Now, all of these are very different from one another. Some of them may be inspiring to you, like "Oh I want to try that one out." And some of them may be horrifying to you, like "Oh, I don’t want to go anywhere near that".
But you'll know more about it if you have the conversation and then ask a further series of questions to know more about what that meaning means to them. Questions like, "Do you expect that we'll sleepover afterwards? What do you expect will happen tomorrow if we have sex today, or tonight? Is there an assumption about level of commitment? Is there an assumption about exclusivity, about not having sex with other people if we have sex with each other? Is there a kind of frequency that you're going to expect us to date or have sex with if we do have sex now and we both like it?"

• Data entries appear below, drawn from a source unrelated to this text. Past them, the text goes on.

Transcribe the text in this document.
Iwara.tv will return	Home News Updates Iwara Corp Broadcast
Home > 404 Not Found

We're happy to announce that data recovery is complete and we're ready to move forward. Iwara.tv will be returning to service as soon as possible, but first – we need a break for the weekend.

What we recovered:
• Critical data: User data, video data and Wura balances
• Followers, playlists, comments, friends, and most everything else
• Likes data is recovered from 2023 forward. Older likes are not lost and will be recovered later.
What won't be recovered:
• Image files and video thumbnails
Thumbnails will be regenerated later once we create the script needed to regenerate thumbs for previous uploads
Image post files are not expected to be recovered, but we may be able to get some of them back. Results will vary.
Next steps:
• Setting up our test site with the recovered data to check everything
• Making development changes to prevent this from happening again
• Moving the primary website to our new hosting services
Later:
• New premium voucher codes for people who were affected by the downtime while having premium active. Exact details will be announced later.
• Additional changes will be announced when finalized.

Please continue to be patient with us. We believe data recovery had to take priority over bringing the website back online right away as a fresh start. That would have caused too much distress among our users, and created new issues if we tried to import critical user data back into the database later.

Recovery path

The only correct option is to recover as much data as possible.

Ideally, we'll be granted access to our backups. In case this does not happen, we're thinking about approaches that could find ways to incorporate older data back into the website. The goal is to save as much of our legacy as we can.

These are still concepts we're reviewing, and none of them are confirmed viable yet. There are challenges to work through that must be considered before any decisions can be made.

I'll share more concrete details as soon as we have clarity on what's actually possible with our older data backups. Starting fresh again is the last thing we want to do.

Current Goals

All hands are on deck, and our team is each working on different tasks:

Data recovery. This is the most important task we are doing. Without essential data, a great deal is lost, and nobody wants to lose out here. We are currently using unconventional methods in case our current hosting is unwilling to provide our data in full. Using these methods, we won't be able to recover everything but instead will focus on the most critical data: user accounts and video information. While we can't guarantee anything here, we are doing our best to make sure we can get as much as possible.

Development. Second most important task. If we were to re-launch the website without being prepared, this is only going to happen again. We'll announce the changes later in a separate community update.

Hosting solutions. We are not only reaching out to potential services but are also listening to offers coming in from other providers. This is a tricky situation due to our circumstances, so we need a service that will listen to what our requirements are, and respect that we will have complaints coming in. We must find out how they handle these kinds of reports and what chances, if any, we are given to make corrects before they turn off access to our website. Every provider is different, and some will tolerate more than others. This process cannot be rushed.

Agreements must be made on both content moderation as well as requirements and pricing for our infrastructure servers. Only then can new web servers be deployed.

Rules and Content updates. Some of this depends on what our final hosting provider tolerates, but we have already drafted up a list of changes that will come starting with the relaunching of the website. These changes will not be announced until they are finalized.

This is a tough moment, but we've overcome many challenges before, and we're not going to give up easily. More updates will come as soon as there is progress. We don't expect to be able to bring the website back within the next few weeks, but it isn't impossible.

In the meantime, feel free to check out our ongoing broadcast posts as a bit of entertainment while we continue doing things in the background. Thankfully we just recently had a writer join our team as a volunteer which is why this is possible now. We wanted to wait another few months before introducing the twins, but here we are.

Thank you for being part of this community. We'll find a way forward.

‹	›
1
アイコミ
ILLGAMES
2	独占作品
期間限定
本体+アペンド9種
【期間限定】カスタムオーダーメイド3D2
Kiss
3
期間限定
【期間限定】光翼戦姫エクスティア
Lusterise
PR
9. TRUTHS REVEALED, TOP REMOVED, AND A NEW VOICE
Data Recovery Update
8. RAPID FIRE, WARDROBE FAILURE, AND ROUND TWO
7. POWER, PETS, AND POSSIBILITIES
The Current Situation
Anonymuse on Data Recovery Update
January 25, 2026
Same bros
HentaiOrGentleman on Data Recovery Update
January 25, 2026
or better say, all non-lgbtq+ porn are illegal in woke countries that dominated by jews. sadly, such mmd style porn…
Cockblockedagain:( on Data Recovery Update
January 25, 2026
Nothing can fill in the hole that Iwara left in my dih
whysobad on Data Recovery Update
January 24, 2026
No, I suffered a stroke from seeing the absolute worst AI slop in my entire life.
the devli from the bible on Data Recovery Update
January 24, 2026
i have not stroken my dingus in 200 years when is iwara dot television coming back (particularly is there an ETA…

These are all kinds of things you would like to know in advance, and it allows you to make a conscious choice about what you’re going into.
Calling any of these conversations "safe sex" conversations is kind of a funny thing to call them. It's not really about safety, although that is one component of what we are talking about. Really what they are is just sex conversations, and it's really good to have sex conversations.
And the only reason we don’t have them a lot more, especially with new prospective partners, is because we've learned to carry so much shame about our sexualities and about the nature of sex. Having open, honest conversations about sex not only allows us to be safer and protect ourselves and each other, but it just allows us to get to know each other better and more deeply before entering into this kind of extraordinary intimacy with one another.
If you can't have this kind of intimacy verbally and on the level of meanings, on the level of what's really true for you, on the level of honesty, then it's harder to have real intimacy when engaged physically with one another. If you can have this conversation in advance, sex is much better, it can go much deeper, much richer, and you can be more relaxed entering into the process, which allows you to be much more excited about it.
So have the standard safe sex conversation, but also ask people, "What is going to mean to you if we have sex?"